Huber studied law in Bonn under Carl Schmitt. He received a PhD in 1926 for a work on state church law, and his habilitation in 1931 for a work on economic administrative law, which he was instrumental in establishing as a field of study. In 1933, he was called to teach in Kiel, and subsequently also taught law in Leipzig after 1937 and in Strasbourg from 1941 to 1944.

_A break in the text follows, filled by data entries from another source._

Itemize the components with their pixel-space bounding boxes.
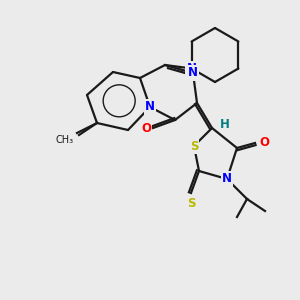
- Text: H: H: [220, 118, 230, 131]
- Text: S: S: [187, 197, 195, 210]
- Text: O: O: [141, 122, 151, 134]
- Text: S: S: [190, 140, 198, 152]
- Text: N: N: [187, 62, 196, 75]
- Text: N: N: [145, 100, 155, 113]
- Text: O: O: [259, 136, 269, 149]
- Text: N: N: [222, 172, 232, 185]
- Text: CH₃: CH₃: [56, 135, 74, 145]
- Text: N: N: [188, 67, 198, 80]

Like Georg Dahm and Karl Larenz, Huber (who joined the Nazi Party on 1 May 1933) belonged to the "Kiel school" of constitutional law, which attempted to legitimize the Führerstaat, Adolf Hitler's dictatorship, by constructing a legal structure to anchor it in the German state as the source of all legitimate power. In doing so, Huber was influential in shaping the law of Nazi Germany and in recruiting others to that task. Because of this, he was excluded from the public law scholars' association in 1956, and did not find work as an ordinary professor until 1962, when he was appointed to a chair in Göttingen.

After the end of the 1930s, Huber's work focused on the history of German constitutional law. This culminated in his Deutsche Verfassungsgeschichte seit 1789, which covered mainly Prussian constitutional law from 1789 to 1933, and was published in eight volumes between 1957 and 1990.